Published February 18, 2014
Are you planning on buying or refinancing a home this year? When it comes to your taxes, be careful. If you’re trying to save a few bucks when paying Uncle Sam, you might be doing things that could cost you your mortgage.
When You're an Employee
First, let’s take a look at the tax moves you make that could threaten your mortgage if you’re a W-2 employee. Taking expenses you incur in the course of your employment as a write-off against your income can actually be bad news.
IRS Form 2106 for employee business expenses can destroy a mortgage application because it directly reduces your income. If you have expenses such as mileage, dues, office supplies, tools -- any costs you incur as an employee -- these items are best paid for by your employer.
You pay a buck, you're reimbursed a buck, dollar for dollar, on each expense. Lenders, in addition to wanting your W-2s and pay stubs, are always going to ask for two years of federal income tax returns.
On these tax returns, if you take additional non-reimbursed business expenses, the lender will have to account for these liabilities.
If you can document specifically what the 2106 liabilities on the tax return were with clear and concise documentation, along with an employee letter explaining the nature of their reimbursement policy, and you can show these expenses were a one-time occurrence, you can petition for the lender to omit the 2106 business expenses.
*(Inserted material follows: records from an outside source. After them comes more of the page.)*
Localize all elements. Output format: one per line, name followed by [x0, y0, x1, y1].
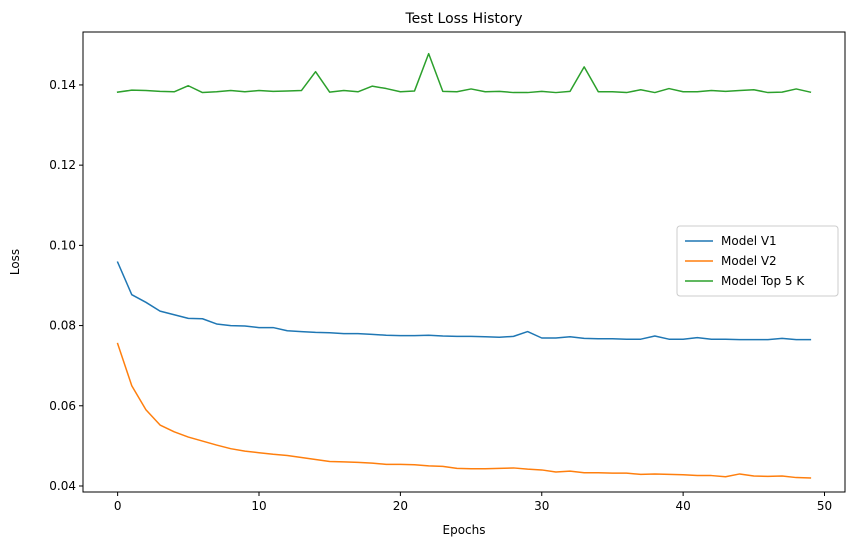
chart-title: Test Loss History	[405, 11, 523, 27]
x-tick-label-30: 30	[534, 499, 549, 513]
legend-label-model-v2: Model V2	[721, 254, 777, 268]
x-tick-label-0: 0	[114, 499, 122, 513]
legend-label-model-top-5-k: Model Top 5 K	[721, 274, 805, 288]
series-line-model-v1	[116, 261, 812, 341]
legend-label-model-v1: Model V1	[721, 234, 777, 248]
series-line-model-v2	[116, 342, 812, 479]
plot-frame	[82, 31, 846, 493]
legend: Model V1 Model V2 Model Top 5 K	[676, 225, 839, 297]
y-tick-label-1: 0.06	[49, 399, 76, 413]
y-axis: 0.04 0.06 0.08 0.10 0.12 0.14	[49, 78, 83, 493]
y-tick-label-5: 0.14	[49, 78, 76, 92]
series-line-model-top-5-k	[116, 52, 812, 94]
x-tick-label-10: 10	[251, 499, 266, 513]
x-axis-label: Epochs	[443, 523, 486, 537]
y-tick-label-0: 0.04	[49, 479, 76, 493]
y-tick-label-4: 0.12	[49, 158, 76, 172]
y-axis-label: Loss	[8, 249, 22, 275]
y-tick-label-2: 0.08	[49, 319, 76, 333]
x-tick-label-50: 50	[817, 499, 832, 513]
plot-series	[116, 52, 812, 479]
legend-box	[676, 225, 839, 297]
x-axis: 0 10 20 30 40 50	[114, 492, 832, 513]
x-tick-label-20: 20	[393, 499, 408, 513]
y-tick-label-3: 0.10	[49, 238, 76, 252]
x-tick-label-40: 40	[675, 499, 690, 513]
This would allow you to increase your buying power.
When You're Self-Employed
Writing off as much of your expenses as possible can do wonders for your tax return. By subtracting your expenses from your gross income, you show a lower net income, thereby reducing your tax liability. But this comes at a cost -- yep, your loan application.
The relationship between your total income and liabilities is extremely important for lenders when determining whether or not to make your mortgage loan. So showing less income to offset a housing payment can spell bad news for any self-employed consumer seeking home loan financing. It then gets even trickier for self-employed individuals, because mortgage lenders use a 24-month averaged income. In other words, if you showed a high income one year and low income another year, the lower income tax returns would bring down your average income. To offset the numbers, you would have to show double-profits in a taxable calendar year.
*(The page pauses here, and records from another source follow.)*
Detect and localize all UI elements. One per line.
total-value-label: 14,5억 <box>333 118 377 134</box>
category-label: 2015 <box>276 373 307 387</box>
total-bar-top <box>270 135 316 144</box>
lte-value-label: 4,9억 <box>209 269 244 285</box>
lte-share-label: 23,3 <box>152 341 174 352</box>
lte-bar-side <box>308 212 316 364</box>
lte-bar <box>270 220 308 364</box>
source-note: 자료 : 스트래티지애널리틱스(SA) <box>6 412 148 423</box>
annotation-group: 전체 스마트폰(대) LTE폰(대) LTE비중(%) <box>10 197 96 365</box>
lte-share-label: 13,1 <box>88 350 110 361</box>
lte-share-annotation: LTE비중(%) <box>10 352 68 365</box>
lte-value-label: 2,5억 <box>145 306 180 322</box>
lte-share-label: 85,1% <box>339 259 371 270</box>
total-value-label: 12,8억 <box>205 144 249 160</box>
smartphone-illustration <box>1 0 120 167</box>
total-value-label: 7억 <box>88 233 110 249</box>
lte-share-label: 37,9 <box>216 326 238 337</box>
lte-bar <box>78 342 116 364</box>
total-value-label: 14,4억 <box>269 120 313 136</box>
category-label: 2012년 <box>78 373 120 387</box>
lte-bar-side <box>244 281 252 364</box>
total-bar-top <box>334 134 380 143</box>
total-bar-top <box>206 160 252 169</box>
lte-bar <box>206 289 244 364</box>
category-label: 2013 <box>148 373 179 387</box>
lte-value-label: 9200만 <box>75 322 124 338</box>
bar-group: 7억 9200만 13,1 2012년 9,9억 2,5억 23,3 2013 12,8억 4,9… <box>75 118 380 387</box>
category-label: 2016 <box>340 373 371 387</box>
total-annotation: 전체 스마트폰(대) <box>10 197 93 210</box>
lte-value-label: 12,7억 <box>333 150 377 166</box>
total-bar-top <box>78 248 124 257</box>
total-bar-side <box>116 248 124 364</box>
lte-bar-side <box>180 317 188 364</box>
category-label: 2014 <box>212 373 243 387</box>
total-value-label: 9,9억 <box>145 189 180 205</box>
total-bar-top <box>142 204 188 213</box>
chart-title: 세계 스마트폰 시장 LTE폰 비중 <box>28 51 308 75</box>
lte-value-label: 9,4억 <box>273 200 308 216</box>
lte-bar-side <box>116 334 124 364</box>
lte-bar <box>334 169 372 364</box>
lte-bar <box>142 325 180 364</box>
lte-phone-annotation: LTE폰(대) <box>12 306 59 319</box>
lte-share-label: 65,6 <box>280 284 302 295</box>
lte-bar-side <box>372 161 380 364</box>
Mortgage Tip: When it comes to writing off your expenses, you want to show bigger expenses in depletion, depreciation and business use of the home, as well as in the meals and entertainment section. The bigger these numbers are, the more income is shown because the lender can add back these expenses and give a self-employed individual more income necessary for loan qualifying. By maximizing your net profit, this will show the maximum income on paper necessary for handling a total mortgage payment. With business-specific tax returns, the same thing applies.
When You Own Rental Property
Here’s a big mistake: Not claiming rental property on a Schedule E when the property truly is rental property. If you don’t claim the rental property as such, nor take depreciation and omit income this also creates red flag to lenders. Why? For starters, it raises occupancy questions, which is a risk characteristic for every mortgage application.
If you have rental property, but somebody else makes the mortgage payment, and you give them the mortgage interest adoption that you otherwise are entitled to, the lender will want a detailed explanation. However, the liability still remains as yours.
There’s one more thing to consider: If you’re trying to secure a mortgage in the next 60 days, but the IRS is still processing your most recent tax returns, understand that your transaction may very well be delayed until the lender has those returns in hand. The lender will want to verify your income by looking at the validated tax returns from the previous two years, along with your pay stubs and W-2s. As always, be sure to speak with your tax adviser regarding your individual specific tax and income situation.